I just see the 2d drawing as a window into twilight’s cartoon world, so at any angle, it’d look fine. because the 2d picture is moving too, so why wouldn’t its background appear to rotate at different angles?
@Cirrus Light
I’m aware that it causes some paradoxes, it would be a completely nonsensical scenario were more than 1 person observing the phenomena, because either the 2d version or the 3d version would have to be inconsistent. Hell, it’d probably not even work quite right because we have 2 eyes that see from slightly different angles.
@zippysqrl
Though I’ll mention that my “headcanon” to this, if you will, is that the she becomes unaligned from any other angle. It’s the only way to remain consistent in 3d space. Example; if I put a bowl around her, and filled it with water, how much water would it take to fill the bowl? ie, how much 3d volume is she taking up?

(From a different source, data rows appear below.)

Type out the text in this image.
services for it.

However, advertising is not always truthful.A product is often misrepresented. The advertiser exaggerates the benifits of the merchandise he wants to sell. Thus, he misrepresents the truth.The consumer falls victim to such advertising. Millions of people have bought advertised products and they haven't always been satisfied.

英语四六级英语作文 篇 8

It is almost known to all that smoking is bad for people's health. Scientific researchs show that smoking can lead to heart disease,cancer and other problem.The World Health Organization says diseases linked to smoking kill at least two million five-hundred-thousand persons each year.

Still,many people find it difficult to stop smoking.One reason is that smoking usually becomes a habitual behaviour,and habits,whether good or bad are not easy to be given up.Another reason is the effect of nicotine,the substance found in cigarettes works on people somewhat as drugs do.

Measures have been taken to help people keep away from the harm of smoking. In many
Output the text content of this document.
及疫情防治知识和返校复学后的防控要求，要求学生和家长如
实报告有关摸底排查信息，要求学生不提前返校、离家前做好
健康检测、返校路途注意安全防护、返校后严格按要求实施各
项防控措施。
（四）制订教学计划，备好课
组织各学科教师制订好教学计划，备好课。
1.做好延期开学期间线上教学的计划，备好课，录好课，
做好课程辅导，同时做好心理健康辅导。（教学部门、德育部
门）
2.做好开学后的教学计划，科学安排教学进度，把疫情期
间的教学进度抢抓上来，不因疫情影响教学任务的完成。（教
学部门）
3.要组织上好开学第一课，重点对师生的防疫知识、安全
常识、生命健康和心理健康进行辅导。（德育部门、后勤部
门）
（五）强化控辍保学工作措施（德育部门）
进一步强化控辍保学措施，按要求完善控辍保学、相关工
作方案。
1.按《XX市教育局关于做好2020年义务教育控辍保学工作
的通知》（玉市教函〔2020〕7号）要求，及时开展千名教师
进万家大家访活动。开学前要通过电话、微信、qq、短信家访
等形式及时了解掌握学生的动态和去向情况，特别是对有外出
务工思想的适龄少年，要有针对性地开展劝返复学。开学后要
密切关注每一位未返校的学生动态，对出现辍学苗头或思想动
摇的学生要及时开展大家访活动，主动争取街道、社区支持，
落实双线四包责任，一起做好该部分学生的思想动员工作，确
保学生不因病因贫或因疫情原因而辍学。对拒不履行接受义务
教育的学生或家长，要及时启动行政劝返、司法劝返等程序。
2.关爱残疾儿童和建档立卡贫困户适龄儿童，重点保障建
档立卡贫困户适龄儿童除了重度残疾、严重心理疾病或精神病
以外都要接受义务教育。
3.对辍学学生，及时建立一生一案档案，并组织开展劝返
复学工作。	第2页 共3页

Your example about the horn being either out or not is an example of how the “stay aligned from whatever perspective you’re looking at her from” requirement causes some paradoxes.
So I just imagine it like one of those stretched drawings that only works from one angle.
So, IMO, I think of it like one of these drawings:
Except her head is real in 3d space, but her 2d portion is like the drawing. So the portion of the sketchbook that’s flat on the table is the drawing, and the portion of the notebook that’s up on the wall would be her 3d head. Just like the drawing here becomes misaligned from other angles, Twilight’s 3d head and 2d drawing would become misaligned from other angles.
Also, it’d be a lot less freaky if her pupil weren’t more dilated in the 3d half than the 2d half. 2d part of her has a normal, happy iris/pupil. 3d part of her has a slightly different eye shape that’s also shrunken and appears stressed/scared because of it - and because the way it shimmers is subtly different (in a terrified/stressed sort of way) from the happy way her 2d eye shimmers.
so here’s a thing you may or may not think about when seeing this: What she’d look like from any other angle, because from this angle the 2D version of her which is laying flat on the floor is warped to fit the perspective we are viewing her 3D self. For her to phase out of the picture so that all her 2D features remain where they are as they enter 3D, there is a relative axis with which either her 2D self or her 3D self must travel. In this animation you can see her 3D self moving perpendicular to the paper surface(up) while her 2D self moves backwards/forwards (from our POV), so that the features line up in time they leave the paper, but alternatively her 2D self could remain stationary while her 3D self phased through the paper directly towards us, so as to have the same effect(though not the case here, there’s not enough paper behind her). If we were looking at her from any other angle, or rather just able to move our POV during the process, the 2D version of her would have to change accordingly, and be semi-3d in a sense already. Alternatively the 3D version would have to rotate instead, which would be odd, but if we were looking at the paper from a different point of view when the phasing process began, judging by the angle of her 2D self, her eye, snout and horn would have phased through the paper first, rather than her her ear and hair and whatnot, it’s just that it’s like that because of the angle we’re viewing her 2D self determines how her 3D self is rotated relative to us.
Understandably none of this would really matter since she’s already an animated picture on a static piece of paper, that is then phasing into the real world, but that’s just a thing I thought about.